Retour

 

Position de la France

13ème législature

Question de M. Jean-Jacques Candelier (Gauche démocrate et républicaine - Nord )

 

Texte de la question -  Question publiée au JO le : 12/04/2011 page : 3485

 

 

M. Jean-Jacques Candelier attire l'attention de M. le ministre d'État, ministre des affaires étrangères et européennes, sur la situation au Proche-Orient.

 La Palestine et Israël sont en feu. Mardi 22 mars, des bombardements de l'aviation israélienne ont tué huit Palestiniens, dont trois enfants. On constate que le terrorisme peut prendre différentes formes, comme lorsque des commandos israéliens assassinent des humanitaires dans les eaux internationales, lorsque des bulldozers israéliens écrasent des humains vivants ou encore lorsque 1 500 Palestiniens succombent suite à l'opération « Plomb durci » de l'armée israélienne. Un attentat à Jérusalem est survenu.

Si l'on peut comprendre la souffrance des Israéliens, le député estime que ce n'est pas en éradiquant le peuple palestinien qu'ils gagneront en sécurité. Pour cela, il faut la reconnaissance immédiate de l'État Palestinien, dans les frontières de 1967, avec Jérusalem-Est comme capitale. Il faut lever par tous les moyens le blocus illégal de Gaza, stopper la colonisation, détruire le mur de l'apartheid et faire appliquer le droit international et les résolutions de l'ONU. De même, alors que des milliers de Palestiniens sont détenus dans les geôles israéliennes sans jugement ni droits, comme notre compatriote Salah Hamouri, qui, de l'aveu même des autorités françaises, n'a commis aucun crime, il faut faire libérer tous les prisonniers politiques. Telles sont les conditions pour instaurer la paix dans cette partie du monde. Il lui demande son avis sur les propositions formulées.

 

Texte de la réponse - Réponse publiée au JO le : 06/12/2011 page : 12779

 

 

La France est résolument engagée en faveur de l'application du droit international et appelle les autorités israéliennes à respecter les droits des Palestiniens en Cisjordanie et à Jérusalem-Est. Elle a toujours manifesté son attachement à ce que la IVe convention de Genève, qui interdit la création de faits accomplis en temps d'occupation, s'applique dans les Territoires palestiniens et déplore le refus d'Israël de se plier à ses obligations internationales. Elle l'appelle régulièrement à revoir sa position sur ce sujet.

S'agissant du blocus de Gaza, la position de la France est claire et constante et, avec ses partenaires européens, elle appelle à sa levée complète, sans transiger pour autant sur les préoccupations sécuritaires légitimes d'Israël. Les projets de développement des Nations unies doivent également pouvoir être menés sans obstacles. Des mesures complémentaires en matière de libéralisation des flux financiers et des conditions de circulation des personnes sont attendues.

La position de la France sur la colonisation n'a pas varié. Elle est illégale au regard du droit international, sape la confiance entre les parties et constitue une menace pour la solution à deux États. Elle a condamné les dernières annonces de construction à Jérusalem-Est. La France a toujours eu une position claire sur le mur de séparation. Avec ses partenaires européens, elle appelle Israël à démanteler les portions de la barrière construite en Cisjordanie et dont la Cour internationale de justice a, dans son avis consultatif du 9 juillet 2004, relevé l'illégalité au regard du droit international.

S'agissant de M. Salah Hammouri, le ministère des affaires étrangères et européennes n'a épargné aucun effort.
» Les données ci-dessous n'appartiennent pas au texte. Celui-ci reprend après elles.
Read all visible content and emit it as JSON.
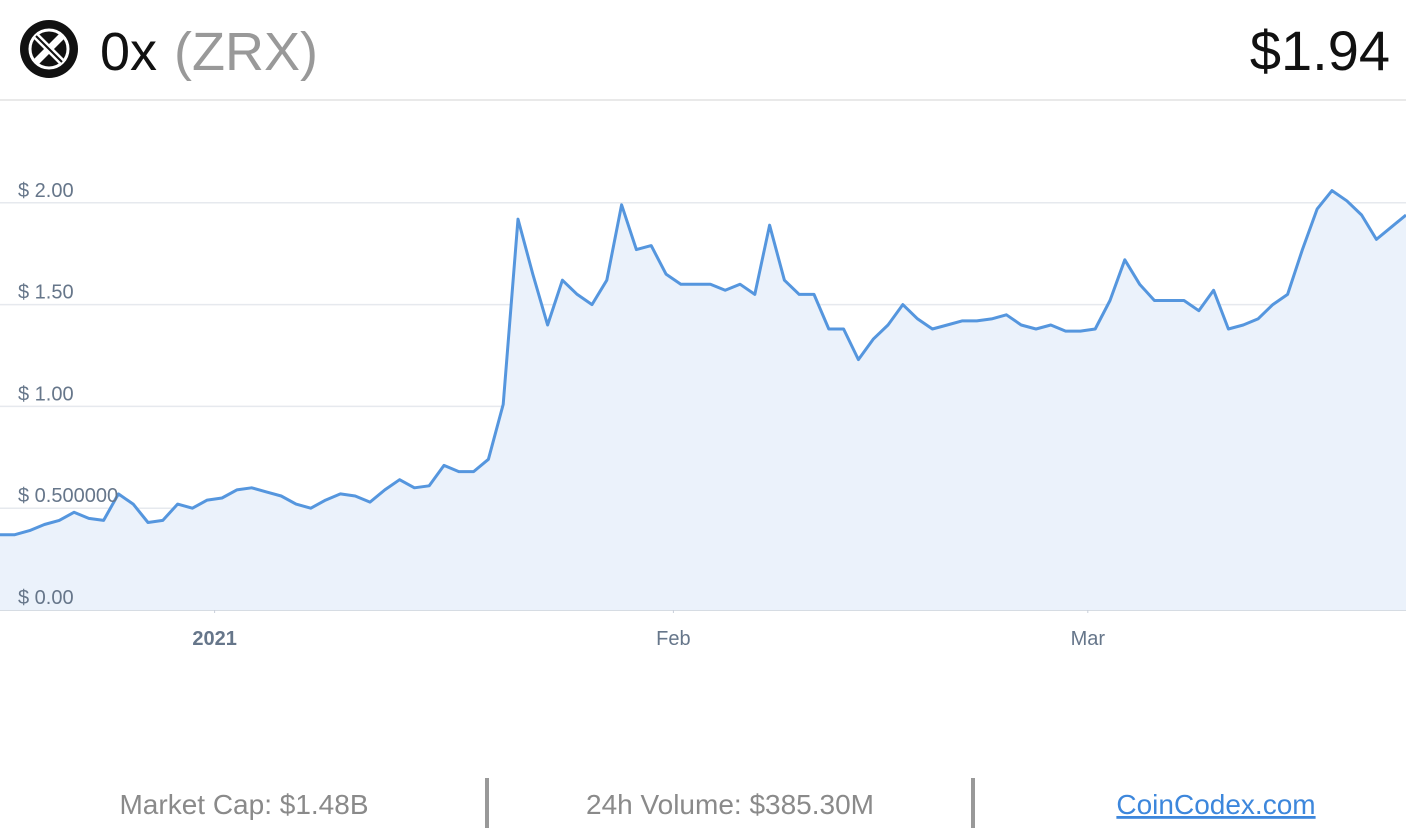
{
  "header": {
    "name": "0x",
    "ticker": "(ZRX)",
    "price": "$1.94"
  },
  "chart_data": {
    "type": "line",
    "values": [
      0.37,
      0.37,
      0.39,
      0.42,
      0.44,
      0.48,
      0.45,
      0.44,
      0.57,
      0.52,
      0.43,
      0.44,
      0.52,
      0.5,
      0.54,
      0.55,
      0.59,
      0.6,
      0.58,
      0.56,
      0.52,
      0.5,
      0.54,
      0.57,
      0.56,
      0.53,
      0.59,
      0.64,
      0.6,
      0.61,
      0.71,
      0.68,
      0.68,
      0.74,
      1.01,
      1.92,
      1.65,
      1.4,
      1.62,
      1.55,
      1.5,
      1.62,
      1.99,
      1.77,
      1.79,
      1.65,
      1.6,
      1.6,
      1.6,
      1.57,
      1.6,
      1.55,
      1.89,
      1.62,
      1.55,
      1.55,
      1.38,
      1.38,
      1.23,
      1.33,
      1.4,
      1.5,
      1.43,
      1.38,
      1.4,
      1.42,
      1.42,
      1.43,
      1.45,
      1.4,
      1.38,
      1.4,
      1.37,
      1.37,
      1.38,
      1.52,
      1.72,
      1.6,
      1.52,
      1.52,
      1.52,
      1.47,
      1.57,
      1.38,
      1.4,
      1.43,
      1.5,
      1.55,
      1.77,
      1.97,
      2.06,
      2.01,
      1.94,
      1.82,
      1.88,
      1.94
    ],
    "color": "#5596de",
    "fill": "#ebf2fb",
    "xlim": [
      0,
      95
    ],
    "xticks": [
      {
        "value": 14.5,
        "label": "2021"
      },
      {
        "value": 45.5,
        "label": "Feb"
      },
      {
        "value": 73.5,
        "label": "Mar"
      }
    ],
    "ylim": [
      0,
      2.5
    ],
    "yticks": [
      {
        "value": 0,
        "label": "$ 0.00"
      },
      {
        "value": 0.5,
        "label": "$ 0.500000"
      },
      {
        "value": 1,
        "label": "$ 1.00"
      },
      {
        "value": 1.5,
        "label": "$ 1.50"
      },
      {
        "value": 2,
        "label": "$ 2.00"
      }
    ],
    "grid": true
  },
  "footer": {
    "market_cap": "Market Cap: $1.48B",
    "volume": "24h Volume: $385.30M",
    "link": "CoinCodex.com"
  }
}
La France se préoccupe de chaque Français privé de liberté à l'étranger et se mobilise, avec la même ardeur, pour la protection des droits de tous ses ressortissants emprisonnés partout à travers le monde.
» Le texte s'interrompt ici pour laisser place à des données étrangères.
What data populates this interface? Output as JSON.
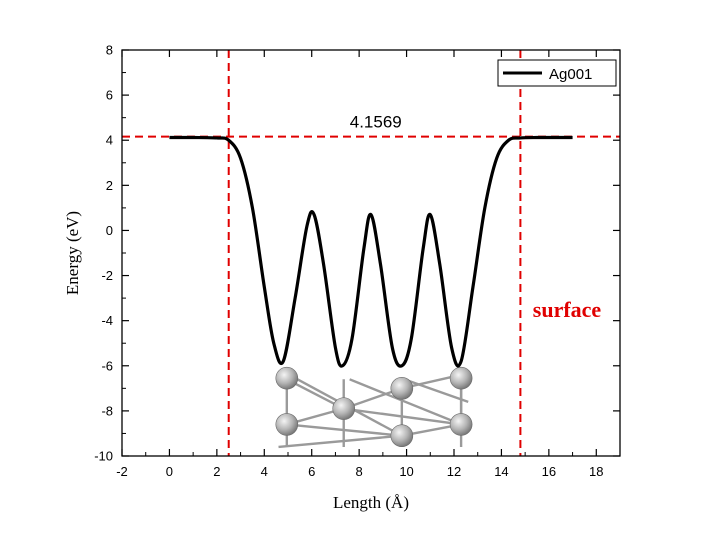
{
  "chart_data": {
    "type": "line",
    "title": "",
    "xlabel": "Length (Å)",
    "ylabel": "Energy (eV)",
    "xlim": [
      -2,
      19
    ],
    "ylim": [
      -10,
      8
    ],
    "xticks": [
      -2,
      0,
      2,
      4,
      6,
      8,
      10,
      12,
      14,
      16,
      18
    ],
    "yticks": [
      -10,
      -8,
      -6,
      -4,
      -2,
      0,
      2,
      4,
      6,
      8
    ],
    "grid": false,
    "legend_position": "top-right",
    "series": [
      {
        "name": "Ag001",
        "color": "#000000",
        "x": [
          0.0,
          1.0,
          2.0,
          2.5,
          3.0,
          3.5,
          4.0,
          4.4,
          4.8,
          5.3,
          5.8,
          6.1,
          6.5,
          7.0,
          7.3,
          7.7,
          8.2,
          8.5,
          8.9,
          9.4,
          9.8,
          10.2,
          10.7,
          11.0,
          11.4,
          11.9,
          12.3,
          12.8,
          13.3,
          13.8,
          14.3,
          14.8,
          15.5,
          16.5,
          17.0
        ],
        "y": [
          4.12,
          4.12,
          4.1,
          4.0,
          3.2,
          1.0,
          -2.5,
          -5.0,
          -5.8,
          -3.0,
          0.2,
          0.7,
          -1.5,
          -5.2,
          -6.0,
          -4.8,
          -0.8,
          0.7,
          -1.5,
          -5.2,
          -6.0,
          -4.8,
          -0.8,
          0.7,
          -1.5,
          -5.2,
          -5.8,
          -2.5,
          1.0,
          3.2,
          4.0,
          4.1,
          4.12,
          4.12,
          4.12
        ]
      }
    ],
    "reference_lines": {
      "horizontal": [
        {
          "y": 4.1569,
          "label": "4.1569",
          "color": "#e00000"
        }
      ],
      "vertical": [
        {
          "x": 2.5,
          "color": "#e00000"
        },
        {
          "x": 14.8,
          "color": "#e00000"
        }
      ]
    },
    "annotations": [
      {
        "text": "surface",
        "color": "#e00000"
      }
    ],
    "atoms_inset": {
      "atom_color": "#a8a8a8",
      "bond_color": "#9a9a9a"
    }
  }
}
La création d'un État palestinien est une idée défendue par la France depuis trente ans, considérant que celui-ci relève du droit légitime de la population palestinienne et constitue pour les Israéliens la meilleure garantie de sécurité pour l'avenir. La communauté internationale s'accorde d'ailleurs sur l'idée que la solution du conflit israélo-palestinien passe par la coexistence de deux États vivant côte à côte dans la paix et la sécurité. Le 21 septembre dernier, le Président de la République a affirmé devant la 66e Assemblée générale des Nations unies le soutien de la France à l'octroi d'un statut d'État observateur à la Palestine. Il a fait valoir que cette étape intermédiaire, tout en marquant un progrès vers le statut final, permettrait d'éviter l'impasse du Conseil de sécurité. Il a appelé les parties à reprendre les négociations. La relance de pourparlers de paix reste en effet l'objectif prioritaire. Un règlement juste et durable, qui traiterait l'ensemble des questions du statut final, ne pourra résulter que de la négociation et de concessions faites de part et d'autre.